Finalement, cette PEU en RPC aura causé bien plus de maux qu’elle n’en aura soignés. Bien que les taux de fécondité aient été réduits partout en RPC, il reste que le bien-être des femmes a été de prix à payer pour arriver à de tels résultats qui de surcroît sont largement contestés. Il est par exemple impossible de pondérer l’impact des changements socio-économiques ont concouru à cette réduction des naissances. Certains auteurs affirment même que plus de 20% des naissances n’ont pas été comptabilisées du fait des résistances de la population et de la corruption des fonctionnaires.

En outre, nous assistons aujourd’hui à toutes ces conséquences de la PEU, qui s’est parfois transformée en politique du fils unique, comme le dit Isabelle Attané. L’augmentation annuelle du nombre de guang guan, signifiant une prochaine pénurie probable de femmes sur le marché matrimonial chinois, combiné à l’expansion du phénomène 4-2-1, et à son impact sur la société et l’économie, sans oublier l’apparition d’une génération de « petits empereurs » sont la confirmation de l’échec de la PEU.

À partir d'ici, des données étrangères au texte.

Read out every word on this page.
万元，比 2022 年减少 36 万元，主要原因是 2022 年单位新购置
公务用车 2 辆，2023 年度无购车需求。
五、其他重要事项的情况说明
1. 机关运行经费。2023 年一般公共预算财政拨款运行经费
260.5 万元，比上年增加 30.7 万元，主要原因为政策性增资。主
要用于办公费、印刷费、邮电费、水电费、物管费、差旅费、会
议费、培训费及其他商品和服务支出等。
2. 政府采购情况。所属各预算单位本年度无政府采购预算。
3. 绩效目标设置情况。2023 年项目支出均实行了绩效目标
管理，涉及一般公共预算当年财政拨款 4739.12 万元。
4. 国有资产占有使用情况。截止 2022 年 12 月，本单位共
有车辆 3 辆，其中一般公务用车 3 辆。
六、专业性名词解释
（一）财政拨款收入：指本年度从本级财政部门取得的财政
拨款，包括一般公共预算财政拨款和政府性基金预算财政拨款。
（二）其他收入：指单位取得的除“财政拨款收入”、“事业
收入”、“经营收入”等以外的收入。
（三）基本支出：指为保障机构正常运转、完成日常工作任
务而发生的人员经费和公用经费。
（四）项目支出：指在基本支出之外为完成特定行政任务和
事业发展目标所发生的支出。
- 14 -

Pour quelques années encore, la RPC va continuer sa croissance économique folle, sortant des millions de personnes de la pauvreté. Toutefois, la question reste de savoir non pas combien de temps encore va durer cette ascension folle de la RPC à l’échelle mondiale, mais plutôt combien de temps les dirigeants Chinois vont-ils attendre avant de remettre en cause les décisions de leurs prédécesseurs, avant d’oublier le cynisme et la langue de bois tant caractéristiques des régimes communistes, avant de penser sérieusement à ces défis qui se dressent comme un mur, de plus en plus haut face au développement de leur pays.